2. The gas barrier film according to claim 1, wherein the acyl group comprises a propanoyl group.

3. The gas barrier film according to claim 1, wherein the gas barrier layer comprises at least one of silicon oxide, silicon nitride oxide and silicon oxynitride.

4. A manufacturing method of a gas barrier film, comprising a step A of obtaining a surface-modified cellulose nanofiber by substituting at least a part of hydrogen atoms in a hydroxyl group in a cellulose nanofiber with acyl groups each having 1 to 8 carbon atoms and forming the surface-modified cellulose nanofiber into a film by a melt extrusion method or a solution cast method, and

a step B of forming a gas barrier layer on the sheet substrate.

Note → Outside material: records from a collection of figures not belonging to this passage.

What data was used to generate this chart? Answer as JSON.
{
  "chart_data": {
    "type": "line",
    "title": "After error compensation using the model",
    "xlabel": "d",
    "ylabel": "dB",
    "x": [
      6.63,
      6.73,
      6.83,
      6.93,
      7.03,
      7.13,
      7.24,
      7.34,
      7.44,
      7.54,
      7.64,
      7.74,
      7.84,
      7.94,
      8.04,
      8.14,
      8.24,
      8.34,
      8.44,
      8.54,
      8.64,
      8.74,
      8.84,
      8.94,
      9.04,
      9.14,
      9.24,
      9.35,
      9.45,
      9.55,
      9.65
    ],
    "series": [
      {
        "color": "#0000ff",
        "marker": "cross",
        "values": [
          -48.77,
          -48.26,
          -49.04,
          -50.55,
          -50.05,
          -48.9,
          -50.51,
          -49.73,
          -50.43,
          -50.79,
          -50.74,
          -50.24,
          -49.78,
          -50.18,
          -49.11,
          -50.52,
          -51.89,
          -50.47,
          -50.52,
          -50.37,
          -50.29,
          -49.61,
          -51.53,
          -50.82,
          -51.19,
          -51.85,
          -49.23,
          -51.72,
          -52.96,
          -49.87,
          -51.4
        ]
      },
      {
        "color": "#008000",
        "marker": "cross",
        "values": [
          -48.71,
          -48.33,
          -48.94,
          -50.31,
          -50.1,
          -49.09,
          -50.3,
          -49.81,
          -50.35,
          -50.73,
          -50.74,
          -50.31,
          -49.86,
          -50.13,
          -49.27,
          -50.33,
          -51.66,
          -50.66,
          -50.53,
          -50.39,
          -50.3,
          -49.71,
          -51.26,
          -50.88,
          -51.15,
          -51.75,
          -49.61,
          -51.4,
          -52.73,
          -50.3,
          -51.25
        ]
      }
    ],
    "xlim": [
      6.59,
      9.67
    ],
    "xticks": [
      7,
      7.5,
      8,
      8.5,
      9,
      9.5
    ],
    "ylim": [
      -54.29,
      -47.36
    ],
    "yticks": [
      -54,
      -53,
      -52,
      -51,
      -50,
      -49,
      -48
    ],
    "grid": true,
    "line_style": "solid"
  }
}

5. The manufacturing method according to claim 4, wherein a stretching treatment or/and a heat calendering treatment are performed after film formation in the step A.

6. The manufacturing method according to claim 4, wherein the step B comprises an excimer irradiation treatment after applying a coating liquid containing a polysilazane compound onto the sheet substrate.

7. A substrate for an electronic element using the gas barrier film according to claim 1.

8. A substrate for an electronic element using a gas barrier film which is manufactured by the manufacturing method according to claim 4.